Asia remained the leading importing region, GIIGNL said, accounting for 73.2% of global LNG offtake.
Firming demand, coupled with colder weather in the Northern Hemisphere, supply outages and drought in South America sent spot prices higher throughout the year and left few cargoes for Europe, where imports dropped by 8% year/year.
“High spot LNG prices in Asia and Europe discouraged to a certain extent the resort to spot LNG procurement,” GIIGNL said. “This was particularly blatant in price sensitive countries like India.”
Spot volumes delivered within three months of a transaction date reached 31% of total LNG imports last year, down from 35% of total imports in 2020. Higher prices did bring buyers back to the negotiating table in 2021, when 70 Mt of new long-term supply contracts were purchased to lock in more favorable terms and shield from volatility on the spot market.

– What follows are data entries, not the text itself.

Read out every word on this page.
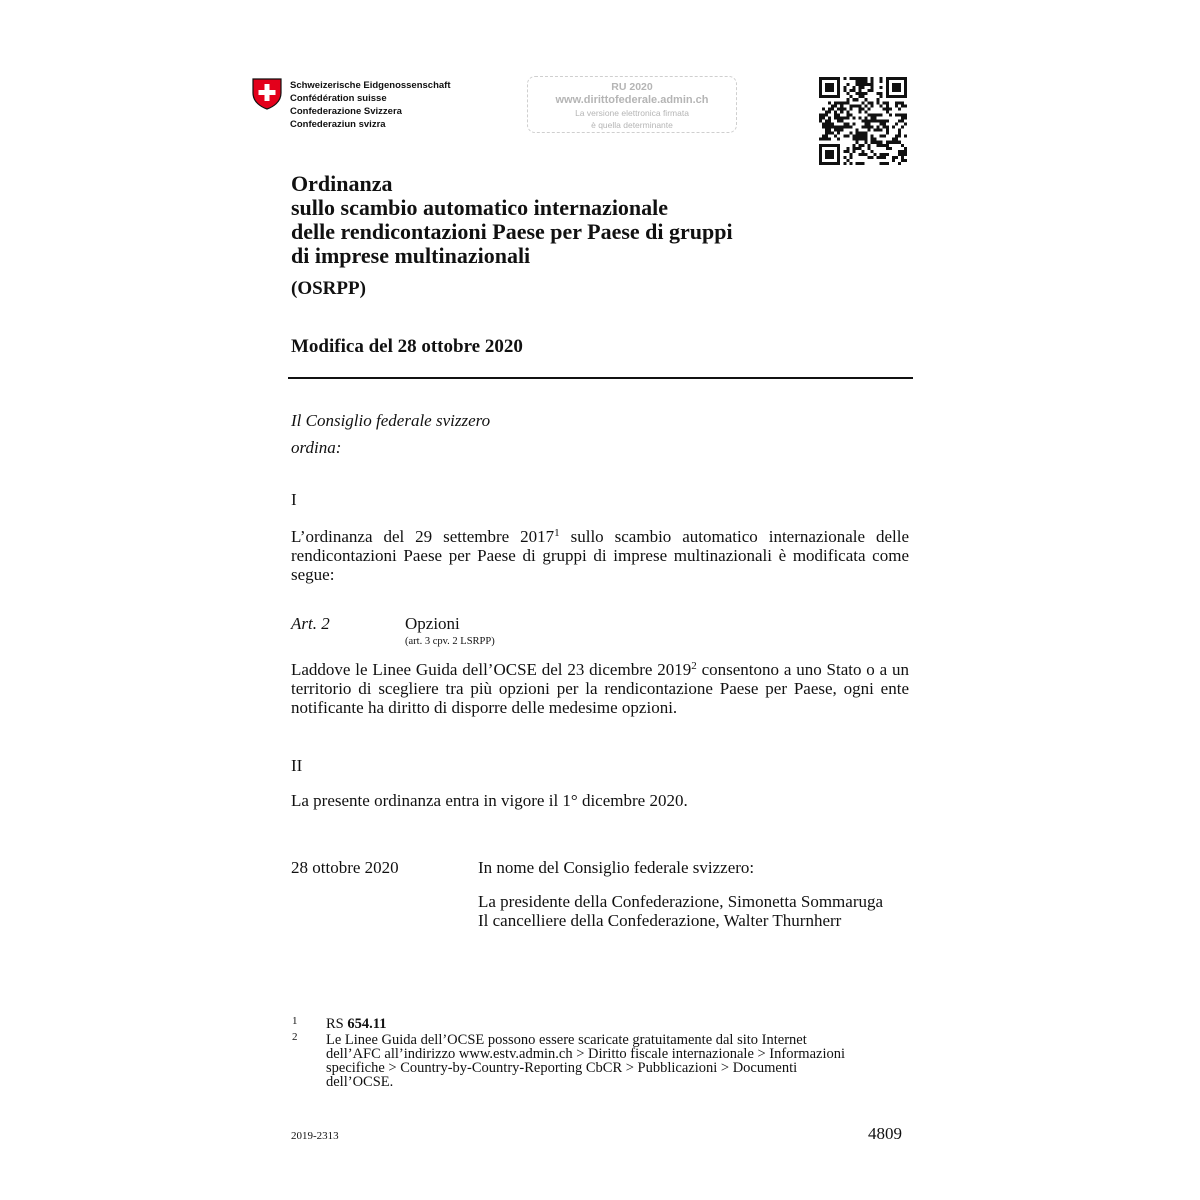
Schweizerische Eidgenossenschaft
Confédération suisse
Confederazione Svizzera
Confederaziun svizra
RU 2020
www.dirittofederale.admin.ch
La versione elettronica firmata
è quella determinante
Ordinanza
sullo scambio automatico internazionale
delle rendicontazioni Paese per Paese di gruppi
di imprese multinazionali
(OSRPP)
Modifica del 28 ottobre 2020
Il Consiglio federale svizzero
ordina:
I
L’ordinanza del 29 settembre 2017$^1$ sullo scambio automatico internazionale delle rendicontazioni Paese per Paese di gruppi di imprese multinazionali è modificata come segue:
Art. 2	Opzioni
(art. 3 cpv. 2 LSRPP)
Laddove le Linee Guida dell’OCSE del 23 dicembre 2019$^2$ consentono a uno Stato o a un territorio di scegliere tra più opzioni per la rendicontazione Paese per Paese, ogni ente notificante ha diritto di disporre delle medesime opzioni.
II
La presente ordinanza entra in vigore il 1° dicembre 2020.
28 ottobre 2020	In nome del Consiglio federale svizzero:
La presidente della Confederazione, Simonetta Sommaruga
Il cancelliere della Confederazione, Walter Thurnherr
1 RS 654.11
2 Le Linee Guida dell’OCSE possono essere scaricate gratuitamente dal sito Internet
dell’AFC all’indirizzo www.estv.admin.ch > Diritto fiscale internazionale > Informazioni
specifiche > Country-by-Country-Reporting CbCR > Pubblicazioni > Documenti
dell’OCSE.
2019-2313	4809
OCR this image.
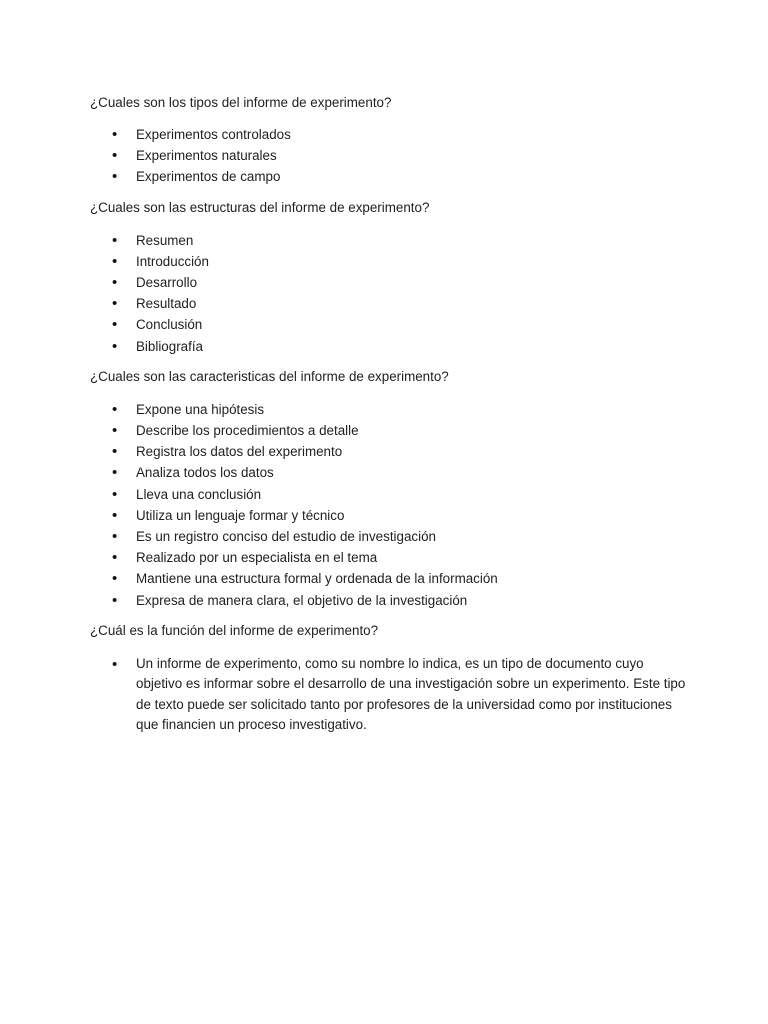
¿Cuales son los tipos del informe de experimento?

• Experimentos controlados
• Experimentos naturales
• Experimentos de campo

¿Cuales son las estructuras del informe de experimento?

• Resumen
• Introducción
• Desarrollo
• Resultado
• Conclusión
• Bibliografía

¿Cuales son las caracteristicas del informe de experimento?

• Expone una hipótesis
• Describe los procedimientos a detalle
• Registra los datos del experimento
• Analiza todos los datos
• Lleva una conclusión
• Utiliza un lenguaje formar y técnico
• Es un registro conciso del estudio de investigación
• Realizado por un especialista en el tema
• Mantiene una estructura formal y ordenada de la información
• Expresa de manera clara, el objetivo de la investigación

¿Cuál es la función del informe de experimento?

• Un informe de experimento, como su nombre lo indica, es un tipo de documento cuyo objetivo es informar sobre el desarrollo de una investigación sobre un experimento. Este tipo de texto puede ser solicitado tanto por profesores de la universidad como por instituciones que financien un proceso investigativo.
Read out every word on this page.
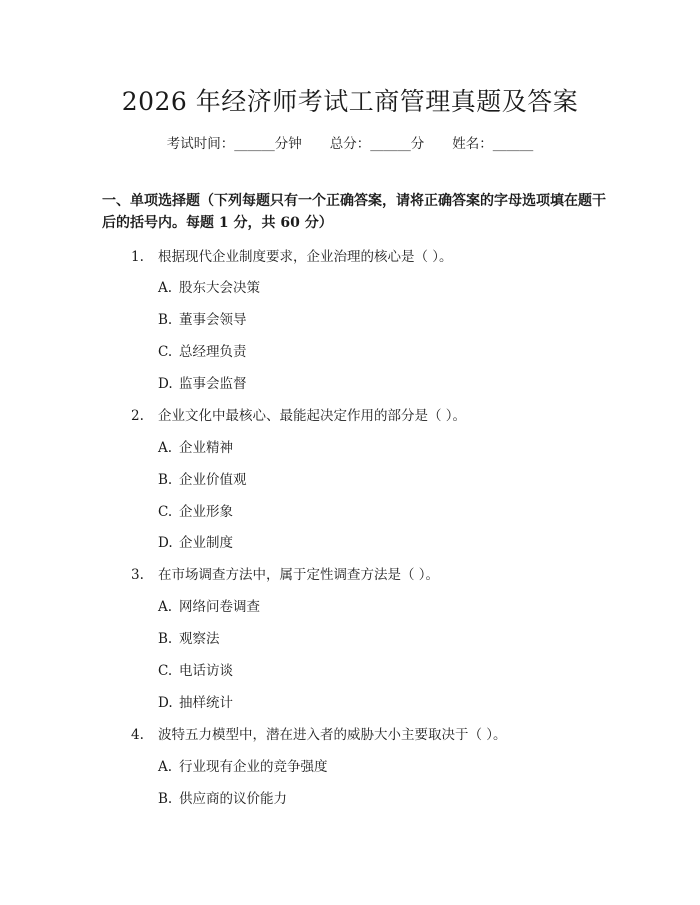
2026 年经济师考试工商管理真题及答案
考试时间：______分钟 总分：______分 姓名：______
一、单项选择题（下列每题只有一个正确答案，请将正确答案的字母选项填在题干后的括号内。每题 1 分，共 60 分）
1. 根据现代企业制度要求，企业治理的核心是（ ）。
A. 股东大会决策
B. 董事会领导
C. 总经理负责
D. 监事会监督
2. 企业文化中最核心、最能起决定作用的部分是（ ）。
A. 企业精神
B. 企业价值观
C. 企业形象
D. 企业制度
3. 在市场调查方法中，属于定性调查方法是（ ）。
A. 网络问卷调查
B. 观察法
C. 电话访谈
D. 抽样统计
4. 波特五力模型中，潜在进入者的威胁大小主要取决于（ ）。
A. 行业现有企业的竞争强度
B. 供应商的议价能力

Asia managed to outcompete Europe for most of the year, but as European inventories dwindled and Russian deliveries dropped off, buyers there stepped up purchases in a trend that’s continued this year.
““The LNG market is growing quickly and the recent price hikes indicate a structural imbalance between demand and supply growth,” said GIIGNL President Jean Abiteboul. “The looming price volatility has been exacerbated by the Russia-Ukraine conflict, and the current European energy crisis proves to be a stark reminder of LNG’s vital role in ensuring energy security and economic stability.”